It can be difficult for restaurants to comply with the ongoing changes in state and federal employee pay regulations.
The most common issues are around excessive side work, unpaid overtime, unpaid wages, missed meals, missed breaks, and nonpayment for mandatory job-related training, which is required under the Fair Labor Standards Act (“FLSA”).
Tipping has been customary in America’s restaurants for years. Servers were able to increase their income, customers used it to reward good service, and restaurant management was able to keep down labor costs.
However, many restaurants had difficulty achieving compliance with tipping laws because of their complexity, state-to-state variation, and inconsistency of enforcement.
As class-action wage and hour suits have become more profitable and less labor intensive than discrimination lawsuits, large restaurant chains are facing litigation brought by employees who allege that they are underpaid per federal regulations. The suits involve thousands of workers at restaurants nationwide who receive a tip credit wage while performing side work such as washing dishes, cleaning and setting tables, making coffee, and sweeping floors.
The FLSA makes it illegal for employers to pay servers and bartenders below minimum wage on the basis that they are tipped employees, while also having them perform excessive side work that does not produce tips.
Federal regulations provide that servers and bartenders may spend up to 20%of their time doing non-tipped side work, but must be paid at the federal minimum wage rate after that. If the work takes longer, it is supposed to be treated as a separate job at full minimum wage, to prevent abuse (i.e. hiring employees for less than minimum wage, even though they are performing minimum wage work). If an employee is primarily a server and is needed to provide non-server duties, they should clock out and back in as a non-server for those tasks.

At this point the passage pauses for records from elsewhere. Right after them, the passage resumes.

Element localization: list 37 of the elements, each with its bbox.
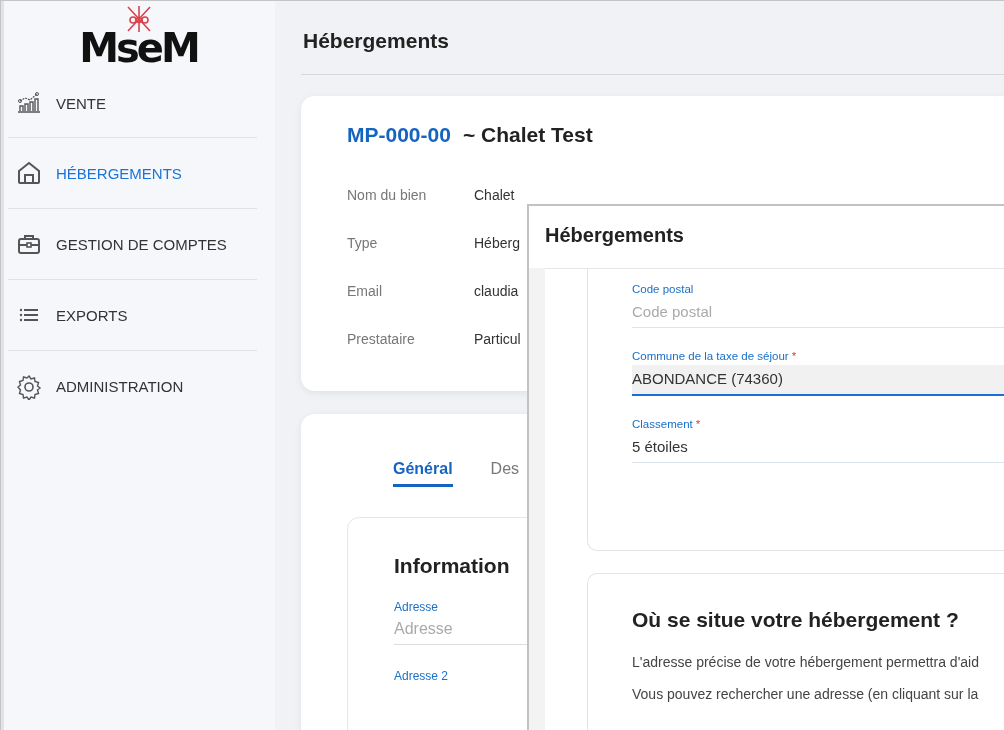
property-name: ~ Chalet Test (462, 123, 593, 147)
input-field[interactable]: Code postal (632, 298, 1004, 328)
nav-item[interactable]: HÉBERGEMENTS (8, 138, 257, 209)
field-label: Type (347, 234, 378, 253)
paragraph: Vous pouvez rechercher une adresse (en cliquant sur la (632, 686, 980, 702)
dialog-title: Hébergements (529, 206, 1004, 268)
page-title: Hébergements (301, 1, 1004, 75)
field-label: Adresse 2 (394, 669, 450, 683)
house-icon (16, 160, 42, 186)
paragraph: L'adresse précise de votre hébergement permettra d'aid (632, 654, 980, 670)
required-mark: * (791, 350, 797, 362)
field-label: Commune de la taxe de séjour (632, 350, 789, 362)
gear-icon (16, 373, 42, 400)
nav-item[interactable]: GESTION DE COMPTES (8, 209, 257, 280)
field-label: Adresse (394, 600, 440, 614)
field-value: Chalet (474, 186, 515, 205)
input-field[interactable]: ABONDANCE (74360) (632, 365, 1004, 396)
field-label: Email (347, 282, 382, 301)
field-value: Héberg (474, 234, 520, 253)
field-label: Code postal (632, 283, 694, 295)
field-label: Prestataire (347, 330, 415, 349)
field-label: Nom du bien (347, 186, 427, 205)
section-title: Où se situe votre hébergement ? (632, 608, 960, 632)
nav-item[interactable]: VENTE (8, 69, 257, 138)
property-code[interactable]: MP-000-00 (347, 123, 451, 147)
field-value: claudia (474, 282, 519, 301)
logo-wordmark: MseM (79, 28, 198, 68)
bar-chart-icon (16, 90, 42, 116)
field-value: Particul (474, 330, 521, 349)
tab[interactable]: Des (490, 460, 520, 487)
field-label: Classement (632, 418, 693, 430)
tab[interactable]: Général (393, 460, 453, 487)
input-field[interactable]: 5 étoiles (632, 433, 1004, 463)
section-title: Information (394, 554, 511, 578)
nav-item[interactable]: EXPORTS (8, 280, 257, 351)
required-mark: * (695, 418, 701, 430)
nav-item[interactable]: ADMINISTRATION (8, 351, 257, 422)
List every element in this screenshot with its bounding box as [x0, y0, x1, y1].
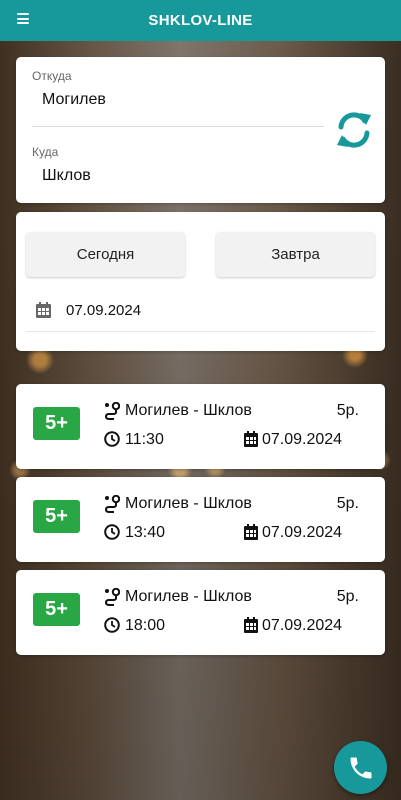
- trip-time: 18:00: [125, 617, 166, 634]
- calendar-icon: [244, 431, 258, 447]
- calendar-icon: [244, 524, 258, 540]
- trip-card[interactable]: 5+ Могилев - Шклов 5р. 11:30 07.09.2024: [16, 384, 385, 469]
- tomorrow-button[interactable]: Завтра: [216, 232, 375, 277]
- selected-date: 07.09.2024: [66, 302, 142, 319]
- trip-price: 5р.: [336, 495, 359, 512]
- route-icon: [104, 495, 120, 513]
- swap-icon[interactable]: [335, 109, 373, 151]
- age-badge: 5+: [33, 500, 80, 533]
- trip-date: 07.09.2024: [262, 524, 343, 541]
- menu-icon[interactable]: [17, 13, 29, 24]
- app-bar: SHKLOV-LINE: [0, 0, 401, 41]
- clock-icon: [104, 524, 120, 540]
- age-badge: 5+: [33, 407, 80, 440]
- to-field[interactable]: Шклов: [42, 167, 91, 185]
- call-button[interactable]: [334, 741, 387, 794]
- app-title: SHKLOV-LINE: [148, 12, 253, 29]
- trip-route: Могилев - Шклов: [125, 495, 252, 512]
- today-button[interactable]: Сегодня: [26, 232, 185, 277]
- from-label: Откуда: [32, 69, 72, 83]
- date-card: Сегодня Завтра 07.09.2024: [16, 212, 385, 351]
- trip-time: 13:40: [125, 524, 166, 541]
- trip-route: Могилев - Шклов: [125, 588, 252, 605]
- age-badge: 5+: [33, 593, 80, 626]
- trip-date: 07.09.2024: [262, 617, 343, 634]
- clock-icon: [104, 617, 120, 633]
- clock-icon: [104, 431, 120, 447]
- trip-card[interactable]: 5+ Могилев - Шклов 5р. 13:40 07.09.2024: [16, 477, 385, 562]
- trip-route: Могилев - Шклов: [125, 402, 252, 419]
- from-field[interactable]: Могилев: [42, 91, 106, 109]
- trip-price: 5р.: [336, 588, 359, 605]
- calendar-icon: [36, 302, 51, 318]
- phone-icon: [350, 757, 371, 778]
- to-label: Куда: [32, 145, 59, 159]
- calendar-icon: [244, 617, 258, 633]
- trip-date: 07.09.2024: [262, 431, 343, 448]
- trip-card[interactable]: 5+ Могилев - Шклов 5р. 18:00 07.09.2024: [16, 570, 385, 655]
- date-field[interactable]: 07.09.2024: [26, 294, 375, 332]
- route-card: Откуда Могилев Куда Шклов: [16, 57, 385, 203]
- trip-price: 5р.: [336, 402, 359, 419]
- divider: [32, 126, 324, 127]
- route-icon: [104, 402, 120, 420]
- trip-time: 11:30: [125, 431, 164, 448]
- route-icon: [104, 588, 120, 606]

And the law is not the same in every state. Many states have tipped minimum wages that exceed the federal tipped minimum wage and differing non-tipped side work rules.
Minimum wage overtime lawsuits are also a risk for restaurant operators if regulations are not followed. The FLSA requires employers to pay for all hours worked as well as for overtime hours. Failure to do so is a violation of the minimum wage and overtime provisions of the FLSA.
Most restaurant operators don’t purposefully violate tipping rules. As mentioned above, the rules are complex. Compliance can be difficult. Continuously reviewing tipping practices, regulations, job responsibilities and payment practices will greatly assist restaurant operators to reduce risk.